В бричке сидел господин
В бричке сидел господин
Кстати, сеньор Хромой Бес, не скажете ли мне, почему именно вас так прозвали?
Луис Велес де Гевара «Хромой Бес»
Стоит только открыть «Мертвые души» Гоголя, как в глаза бросается один замечательный прием. Судите сами:
«После обеда господин выкушал чашку кофею и сел на диван, подложивши себе за спину подушку, которую в русских трактирах вместо эластической шерсти набивают чем-то чрезвычайно похожим на кирпич и булыжник».
Чичиков подкладывает под спину подушку, чтобы ему было мягко сидеть. А подушка вовсе не мягкая, а словно кирпич в нее набит! И говорится это все на одном дыхании, словно все так и должно быть, все в порядке вещей. Никакого контраста, никакого возмущения, просто ровный поток речи.
Прием таков: сначала дается плюс (подушка, которая должна быть мягкой согласно своему предназначению), затем минус (подушка оказывается крайне жесткой – в противоположность своему предназначению).
Посмотрим дальше:
«Домы были в один, два и полтора этажа, с вечным мезонином, очень красивым, по мнению губернских архитекторов».
Красивы ли эти мезонины на самом деле? Сначала говорится, что очень красивы, но продолжение фразы – «по мнению губернских архитекторов» – спокойно, тихо перечеркивает утверждение о красоте мезонинов. Мезонины вовсе не красивы, они уродливы.

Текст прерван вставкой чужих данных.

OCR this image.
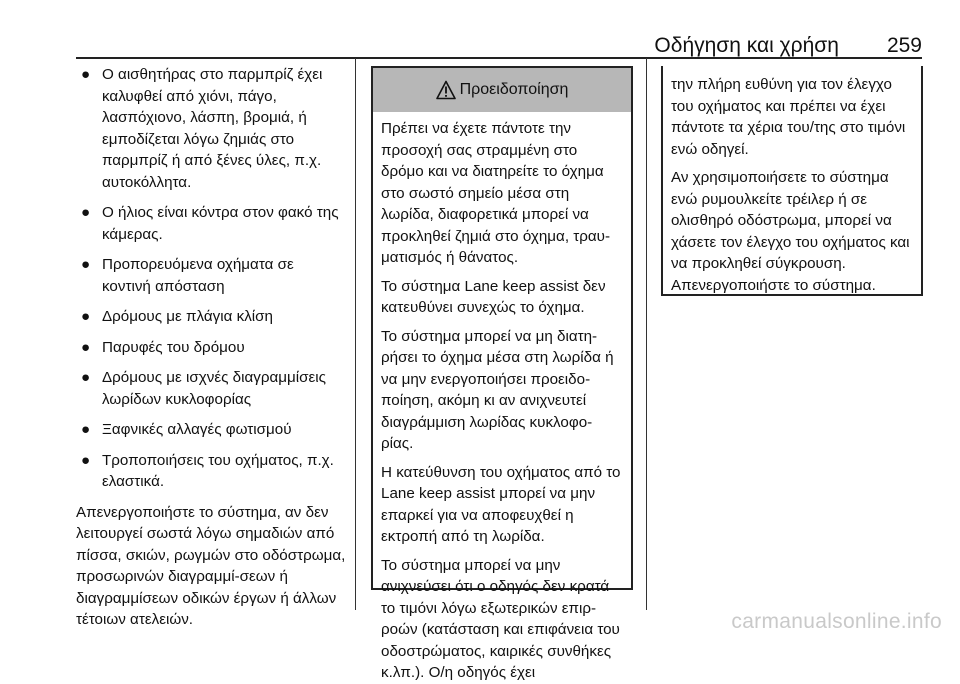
Οδήγηση και χρήση 259
● Ο αισθητήρας στο παρμπρίζ έχει καλυφθεί από χιόνι, πάγο, λασπόχιονο, λάσπη, βρομιά, ή εμποδίζεται λόγω ζημιάς στο παρμπρίζ ή από ξένες ύλες, π.χ. αυτοκόλλητα.
● Ο ήλιος είναι κόντρα στον φακό της κάμερας.
● Προπορευόμενα οχήματα σε κοντινή απόσταση
● Δρόμους με πλάγια κλίση
● Παρυφές του δρόμου
● Δρόμους με ισχνές διαγραμμίσεις λωρίδων κυκλοφορίας
● Ξαφνικές αλλαγές φωτισμού
● Τροποποιήσεις του οχήματος, π.χ. ελαστικά.

Απενεργοποιήστε το σύστημα, αν δεν λειτουργεί σωστά λόγω σημαδιών από πίσσα, σκιών, ρωγμών στο οδόστρωμα, προσωρινών διαγραμμί-σεων ή διαγραμμίσεων οδικών έργων ή άλλων τέτοιων ατελειών.

Προειδοποίηση

Πρέπει να έχετε πάντοτε την προσοχή σας στραμμένη στο δρόμο και να διατηρείτε το όχημα στο σωστό σημείο μέσα στη λωρίδα, διαφορετικά μπορεί να προκληθεί ζημιά στο όχημα, τραυ-ματισμός ή θάνατος.

Το σύστημα Lane keep assist δεν κατευθύνει συνεχώς το όχημα.

Το σύστημα μπορεί να μη διατη-ρήσει το όχημα μέσα στη λωρίδα ή να μην ενεργοποιήσει προειδο-ποίηση, ακόμη κι αν ανιχνευτεί διαγράμμιση λωρίδας κυκλοφο-ρίας.

Η κατεύθυνση του οχήματος από το Lane keep assist μπορεί να μην επαρκεί για να αποφευχθεί η εκτροπή από τη λωρίδα.

Το σύστημα μπορεί να μην ανιχνεύσει ότι ο οδηγός δεν κρατά το τιμόνι λόγω εξωτερικών επιρ-ροών (κατάσταση και επιφάνεια του οδοστρώματος, καιρικές συνθήκες κ.λπ.). Ο/η οδηγός έχει

την πλήρη ευθύνη για τον έλεγχο του οχήματος και πρέπει να έχει πάντοτε τα χέρια του/της στο τιμόνι ενώ οδηγεί.

Αν χρησιμοποιήσετε το σύστημα ενώ ρυμουλκείτε τρέιλερ ή σε ολισθηρό οδόστρωμα, μπορεί να χάσετε τον έλεγχο του οχήματος και να προκληθεί σύγκρουση. Απενεργοποιήστε το σύστημα.

carmanualsonline.info
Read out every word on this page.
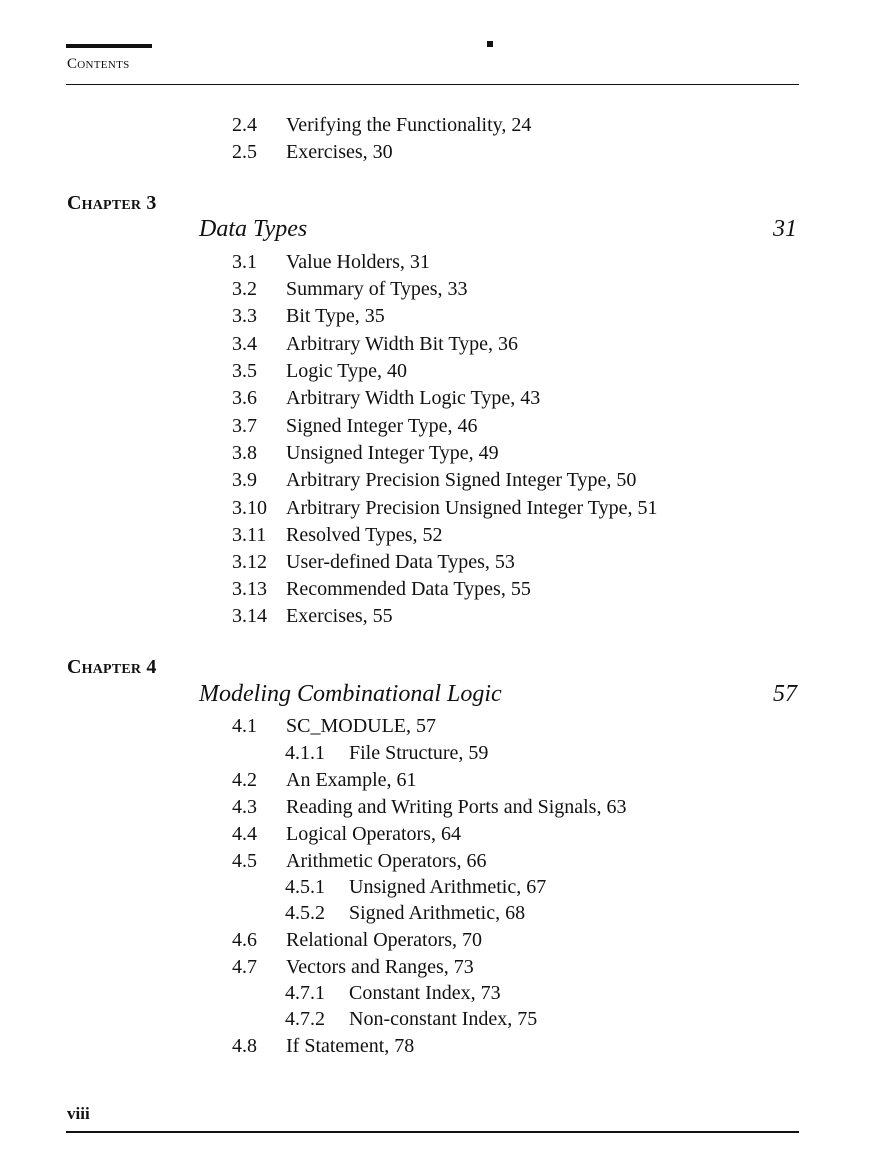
Contents
2.4 Verifying the Functionality, 24
2.5 Exercises, 30
Chapter 3
Data Types	31
3.1 Value Holders, 31
3.2 Summary of Types, 33
3.3 Bit Type, 35
3.4 Arbitrary Width Bit Type, 36
3.5 Logic Type, 40
3.6 Arbitrary Width Logic Type, 43
3.7 Signed Integer Type, 46
3.8 Unsigned Integer Type, 49
3.9 Arbitrary Precision Signed Integer Type, 50
3.10 Arbitrary Precision Unsigned Integer Type, 51
3.11 Resolved Types, 52
3.12 User-defined Data Types, 53
3.13 Recommended Data Types, 55
3.14 Exercises, 55
Chapter 4
Modeling Combinational Logic	57
4.1 SC_MODULE, 57
4.1.1 File Structure, 59
4.2 An Example, 61
4.3 Reading and Writing Ports and Signals, 63
4.4 Logical Operators, 64
4.5 Arithmetic Operators, 66
4.5.1 Unsigned Arithmetic, 67
4.5.2 Signed Arithmetic, 68
4.6 Relational Operators, 70
4.7 Vectors and Ranges, 73
4.7.1 Constant Index, 73
4.7.2 Non-constant Index, 75
4.8 If Statement, 78
viii
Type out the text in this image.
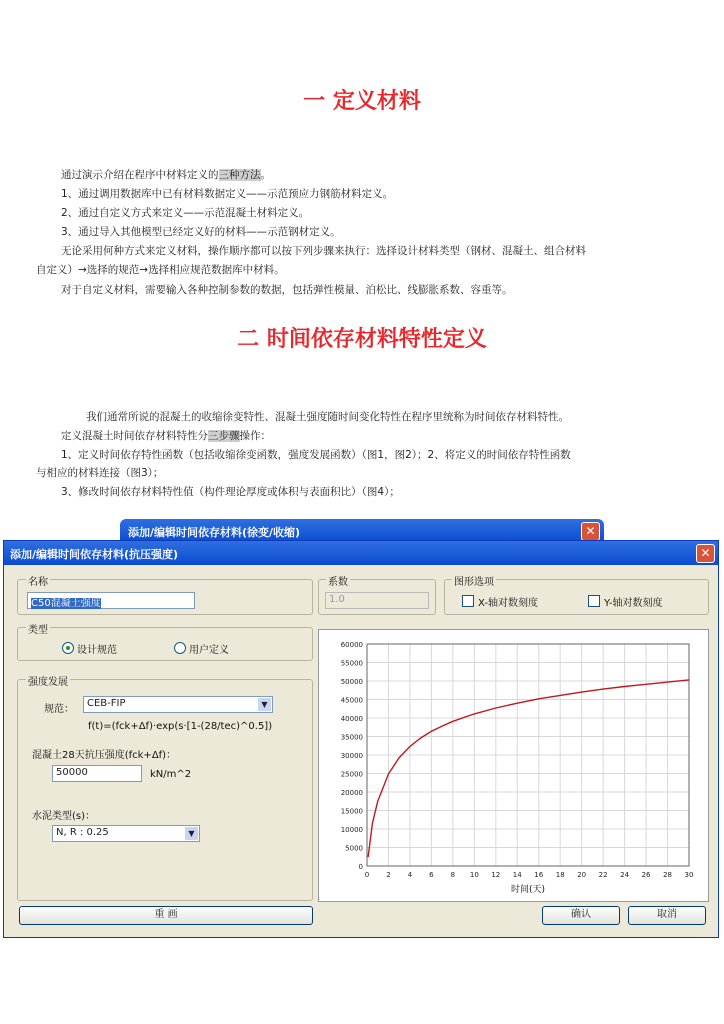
一 定义材料
通过演示介绍在程序中材料定义的三种方法。
1、通过调用数据库中已有材料数据定义——示范预应力钢筋材料定义。
2、通过自定义方式来定义——示范混凝土材料定义。
3、通过导入其他模型已经定义好的材料——示范钢材定义。
无论采用何种方式来定义材料，操作顺序都可以按下列步骤来执行：选择设计材料类型（钢材、混凝土、组合材料
自定义）→选择的规范→选择相应规范数据库中材料。
对于自定义材料，需要输入各种控制参数的数据，包括弹性模量、泊松比、线膨胀系数、容重等。
二 时间依存材料特性定义
我们通常所说的混凝土的收缩徐变特性、混凝土强度随时间变化特性在程序里统称为时间依存材料特性。
定义混凝土时间依存材料特性分三步骤操作：
1、定义时间依存特性函数（包括收缩徐变函数，强度发展函数）（图1，图2）；2、将定义的时间依存特性函数
与相应的材料连接（图3）；
3、修改时间依存材料特性值（构件理论厚度或体积与表面积比）（图4）；
添加/编辑时间依存材料(徐变/收缩)	✕
添加/编辑时间依存材料(抗压强度)	✕
名称
C50混凝土强度
系数
1.0
图形选项
X-轴对数刻度	Y-轴对数刻度
类型
设计规范	用户定义
强度发展
规范：
CEB-FIP	▼
f(t)=(fck+Δf)·exp(s·[1-(28/tec)^0.5])
混凝土28天抗压强度(fck+Δf)：
50000	kN/m^2
水泥类型(s)：
N, R : 0.25	▼
重 画
0
5000
10000
15000
20000
25000
30000
35000
40000
45000
50000
55000
60000
0 2 4 6 8 10 12 14 16 18 20 22 24 26 28 30
时间(天)
确认	取消
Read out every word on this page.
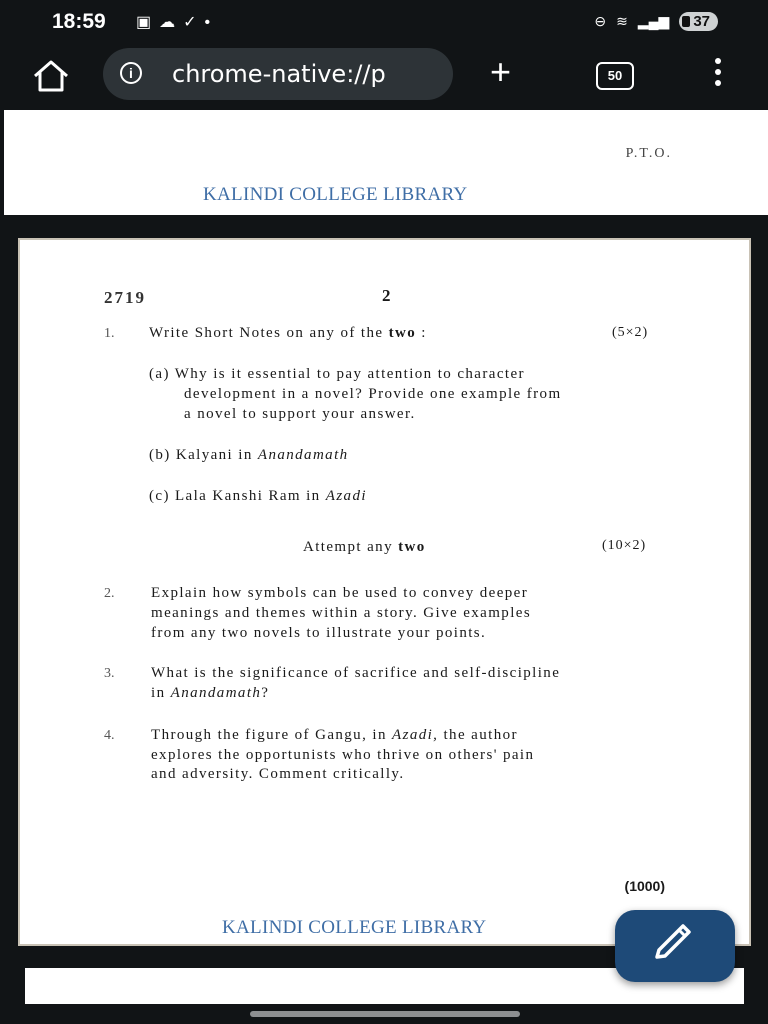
18:59 ▣☁✓•	⊖ ≋ ▂▄▆	37
i	chrome-native://p	+	50
P.T.O.
KALINDI COLLEGE LIBRARY
2719	2
1. Write Short Notes on any of the two :	(5×2)
(a) Why is it essential to pay attention to character
development in a novel? Provide one example from
a novel to support your answer.
(b) Kalyani in Anandamath
(c) Lala Kanshi Ram in Azadi
Attempt any two	(10×2)
2. Explain how symbols can be used to convey deeper
meanings and themes within a story. Give examples
from any two novels to illustrate your points.
3. What is the significance of sacrifice and self-discipline
in Anandamath?
4. Through the figure of Gangu, in Azadi, the author
explores the opportunists who thrive on others' pain
and adversity. Comment critically.
(1000)
KALINDI COLLEGE LIBRARY
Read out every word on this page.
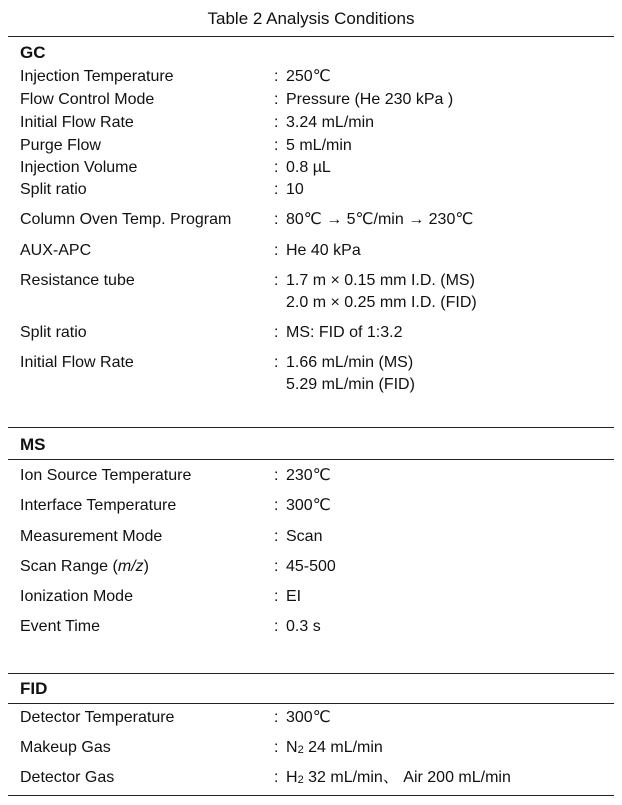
Table 2 Analysis Conditions
GC
Injection Temperature	: 250℃
Flow Control Mode	: Pressure (He 230 kPa )
Initial Flow Rate	: 3.24 mL/min
Purge Flow	: 5 mL/min
Injection Volume	: 0.8 µL
Split ratio	: 10
Column Oven Temp. Program	: 80℃ → 5℃/min → 230℃
AUX-APC	: He 40 kPa
Resistance tube	: 1.7 m × 0.15 mm I.D. (MS)
2.0 m × 0.25 mm I.D. (FID)
Split ratio	: MS: FID of 1:3.2
Initial Flow Rate	: 1.66 mL/min (MS)
5.29 mL/min (FID)
MS
Ion Source Temperature	: 230℃
Interface Temperature	: 300℃
Measurement Mode	: Scan
Scan Range (m/z)	: 45-500
Ionization Mode	: EI
Event Time	: 0.3 s
FID
Detector Temperature	: 300℃
Makeup Gas	: $N_2$ 24 mL/min
Detector Gas	: $H_2$ 32 mL/min、 Air 200 mL/min
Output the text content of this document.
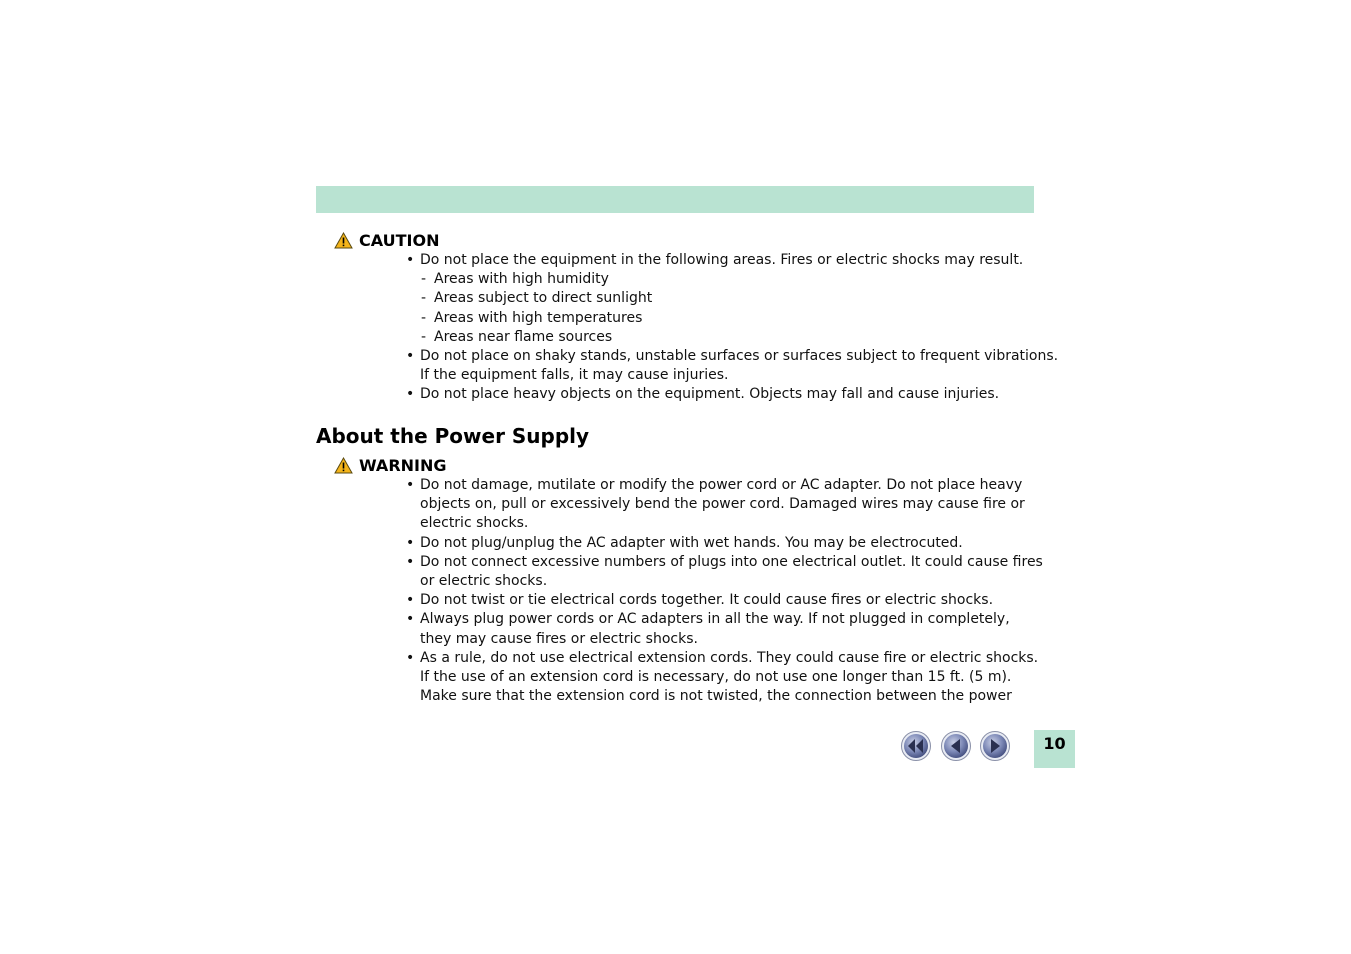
CAUTION
• Do not place the equipment in the following areas. Fires or electric shocks may result.
- Areas with high humidity
- Areas subject to direct sunlight
- Areas with high temperatures
- Areas near flame sources
• Do not place on shaky stands, unstable surfaces or surfaces subject to frequent vibrations.
If the equipment falls, it may cause injuries.
• Do not place heavy objects on the equipment. Objects may fall and cause injuries.
About the Power Supply
WARNING
• Do not damage, mutilate or modify the power cord or AC adapter. Do not place heavy
objects on, pull or excessively bend the power cord. Damaged wires may cause fire or
electric shocks.
• Do not plug/unplug the AC adapter with wet hands. You may be electrocuted.
• Do not connect excessive numbers of plugs into one electrical outlet. It could cause fires
or electric shocks.
• Do not twist or tie electrical cords together. It could cause fires or electric shocks.
• Always plug power cords or AC adapters in all the way. If not plugged in completely,
they may cause fires or electric shocks.
• As a rule, do not use electrical extension cords. They could cause fire or electric shocks.
If the use of an extension cord is necessary, do not use one longer than 15 ft. (5 m).
Make sure that the extension cord is not twisted, the connection between the power
10
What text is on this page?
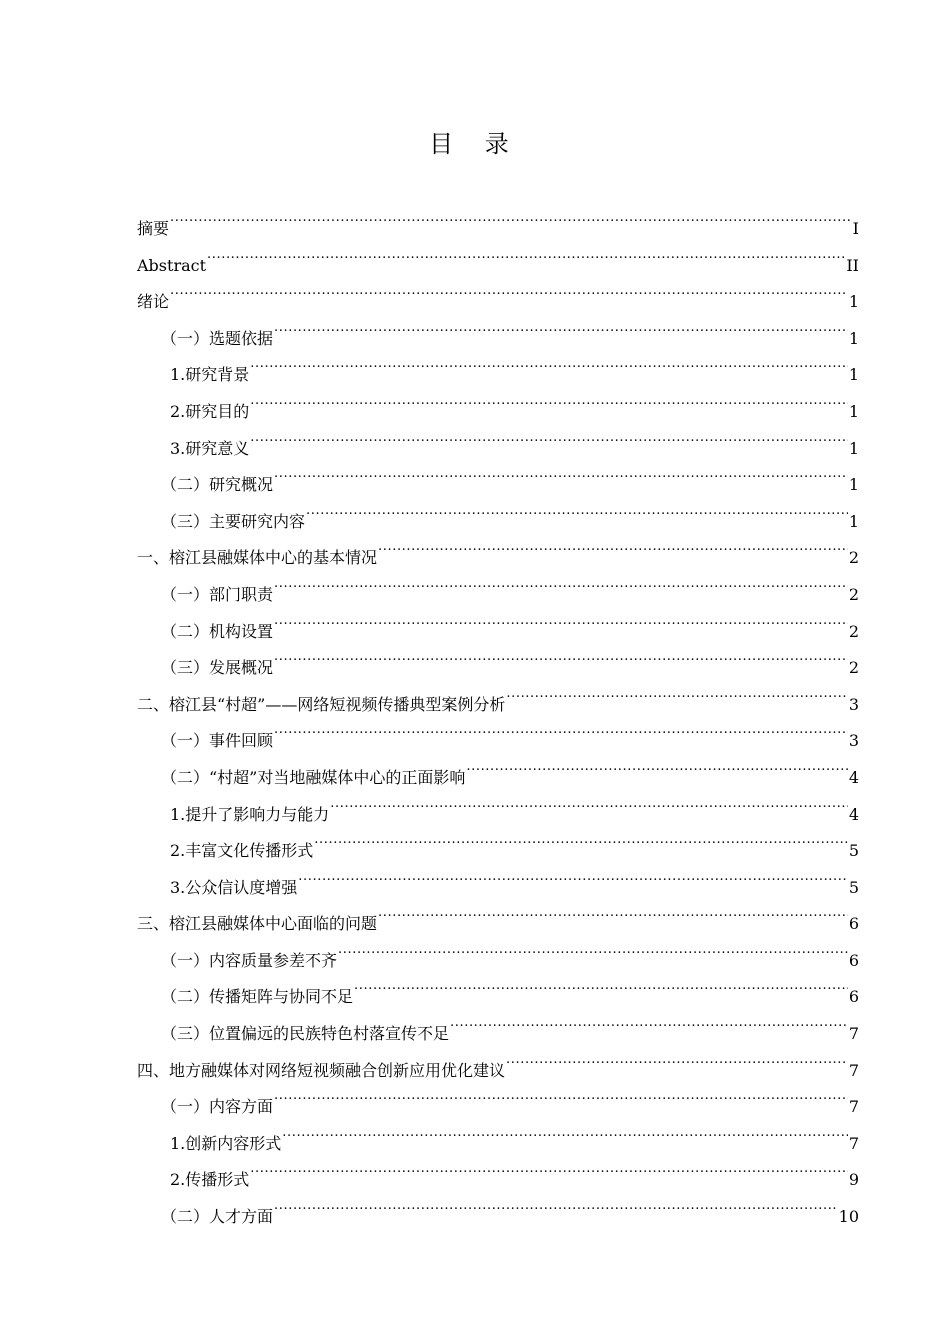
目 录
摘要 .....	I
Abstract .....	II
绪论 .....	1
（一）选题依据 .....	1
1.研究背景 .....	1
2.研究目的 .....	1
3.研究意义 .....	1
（二）研究概况 .....	1
（三）主要研究内容 .....	1
一、榕江县融媒体中心的基本情况 .....	2
（一）部门职责 .....	2
（二）机构设置 .....	2
（三）发展概况 .....	2
二、榕江县“村超”——网络短视频传播典型案例分析 .....	3
（一）事件回顾 .....	3
（二）“村超”对当地融媒体中心的正面影响 .....	4
1.提升了影响力与能力 .....	4
2.丰富文化传播形式 .....	5
3.公众信认度增强 .....	5
三、榕江县融媒体中心面临的问题 .....	6
（一）内容质量参差不齐 .....	6
（二）传播矩阵与协同不足 .....	6
（三）位置偏远的民族特色村落宣传不足 .....	7
四、地方融媒体对网络短视频融合创新应用优化建议 .....	7
（一）内容方面 .....	7
1.创新内容形式 .....	7
2.传播形式 .....	9
（二）人才方面 .....	10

И так построен практически весь текст «Мертвых душ» – во всяком случае пока Чичиков объезжает помещиков и скупает мертвые души.[111] Я, конечно, постарался подобрать примеры почетче и покомпактнее, где плюс и минус имеют место в пределах одного предложения. Но они могут быть разнесены шире:
«Все чиновники были довольны приездом нового лица. <…> Даже сам Собакевич, который редко отзывался о ком-нибудь с хорошей стороны, приехавши довольно поздно из города и уже совершенно раздевшись и легши на кровать возле худощавой жены своей, сказал ей: “Я, душенька, был у губернатора на вечере, и у полицеймейстера обедал, и познакомился с коллежским советником Павлом Ивановичем Чичиковым: преприятный человек!” На что супруга отвечала: “Гм!” – и толкнула его ногою».
То положительное, что говорит Собакевич о Чичикове, находится в одном предложении, а скептическая реакция его супруги – в другом, в следующем. Плюс-минус в этой сцене подчеркивается также массивностью Собакевича (плюс), ложащегося «возле худощавой жены своей» (минус), а также тем, что на его связную речь (плюс) она отвечает междометием, если так можно выразиться, неречью (минус).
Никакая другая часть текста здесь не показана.